Additional laundry detergent brands that produce non-ionic detergents include Ivory, Arm & Hammer, Just The Basics, Melaleuca Melapower and Wisk. Some dishwashing non-ionic detergents are Electrasol and Roebic. Examples of this type of toilet bowl cleaner include Cling, Lysol and Comet.

“Non-ionic” refers to the surfactant contained in the detergent. Surfactants, or surface agents, change water by lowering its surface tension, letting the solution wet a surface quickly to loosen and rinse away dirt. They also disperse oily stains and prevent them from redepositing. These agents’ molecules have water-attracting and water-repelling tails that grab and isolate dirt or oil, while repelling to help to disinfect the surface.

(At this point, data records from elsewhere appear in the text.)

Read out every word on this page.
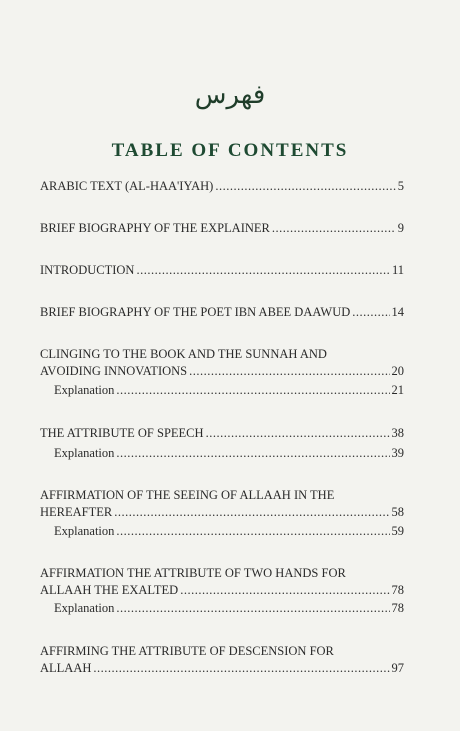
فهرس
TABLE OF CONTENTS
ARABIC TEXT (AL-HAA'IYAH) .....	5
BRIEF BIOGRAPHY OF THE EXPLAINER .....	9
INTRODUCTION .....	11
BRIEF BIOGRAPHY OF THE POET IBN ABEE DAAWUD .....	14
CLINGING TO THE BOOK AND THE SUNNAH AND
AVOIDING INNOVATIONS .....	20
Explanation .....	21
THE ATTRIBUTE OF SPEECH .....	38
Explanation .....	39
AFFIRMATION OF THE SEEING OF ALLAAH IN THE
HEREAFTER .....	58
Explanation .....	59
AFFIRMATION THE ATTRIBUTE OF TWO HANDS FOR
ALLAAH THE EXALTED .....	78
Explanation .....	78
AFFIRMING THE ATTRIBUTE OF DESCENSION FOR
ALLAAH .....	97
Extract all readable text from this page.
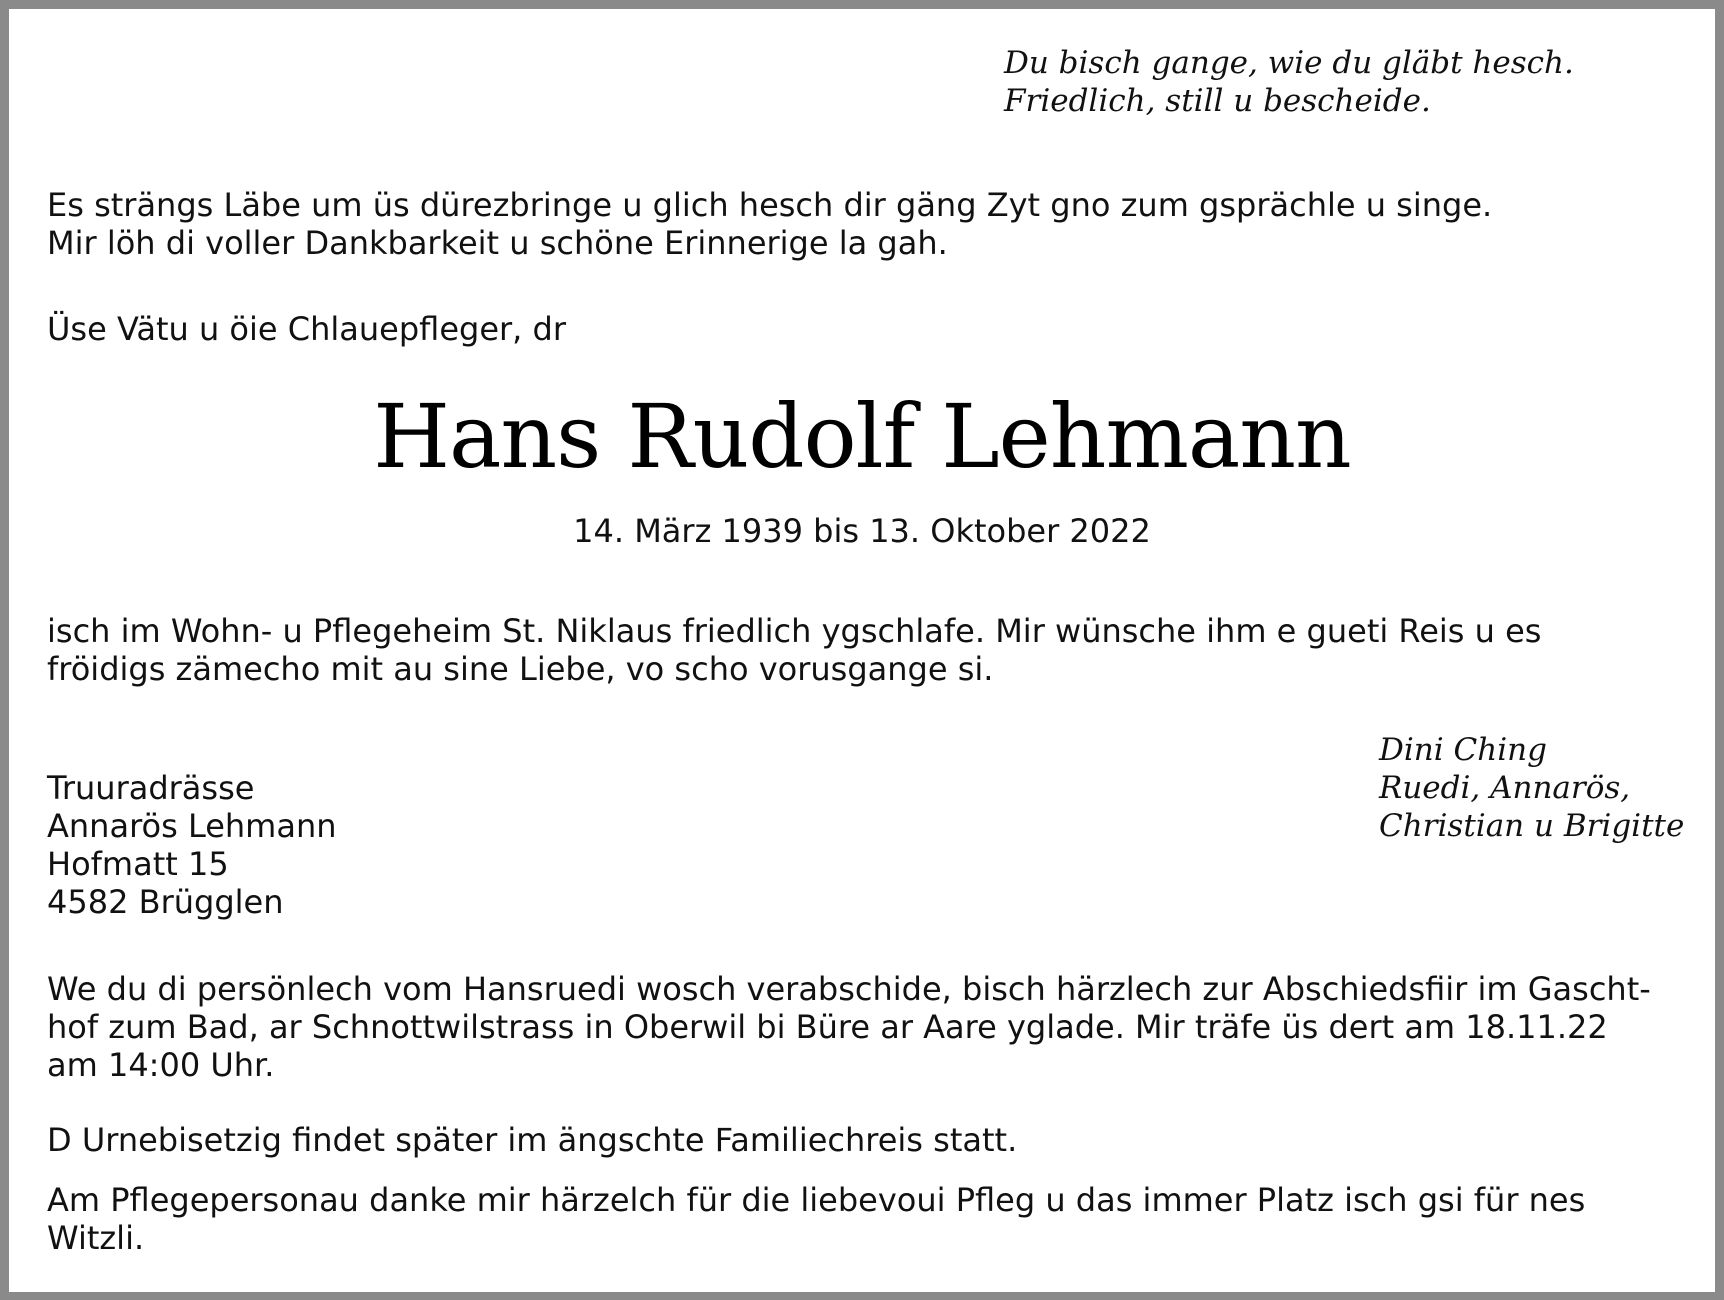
Du bisch gange, wie du gläbt hesch.
Friedlich, still u bescheide.
Es strängs Läbe um üs dürezbringe u glich hesch dir gäng Zyt gno zum gsprächle u singe.
Mir löh di voller Dankbarkeit u schöne Erinnerige la gah.
Üse Vätu u öie Chlauepfleger, dr
Hans Rudolf Lehmann
14. März 1939 bis 13. Oktober 2022
isch im Wohn- u Pflegeheim St. Niklaus friedlich ygschlafe. Mir wünsche ihm e gueti Reis u es
fröidigs zämecho mit au sine Liebe, vo scho vorusgange si.
Dini Ching
Ruedi, Annarös,
Christian u Brigitte
Truuradrässe
Annarös Lehmann
Hofmatt 15
4582 Brügglen
We du di persönlech vom Hansruedi wosch verabschide, bisch härzlech zur Abschiedsfiir im Gascht-
hof zum Bad, ar Schnottwilstrass in Oberwil bi Büre ar Aare yglade. Mir träfe üs dert am 18.11.22
am 14:00 Uhr.
D Urnebisetzig findet später im ängschte Familiechreis statt.
Am Pflegepersonau danke mir härzelch für die liebevoui Pfleg u das immer Platz isch gsi für nes
Witzli.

Each surfactant is classed according to its respective electrical charge. Non-ionic surfactants do not ionize the cleaning solution, giving them no electrical charge, a feature that resists water hardness and cleans the widest variety of soils. Other classifications include anionic, which carries a negative charge; a cationic or positive charge; and amphoteric, which carries a positive, negative or neutral charge depending on the pH of the water.

Most laundry and hand dishwashing detergents incorporate both non-ionic and anionic surfactants, a combination that widens the dirt and oil types the solution against which is effective. Most toilet bowl cleaners exclusively use non-ionic solutions in order to resist hard water more thoroughly.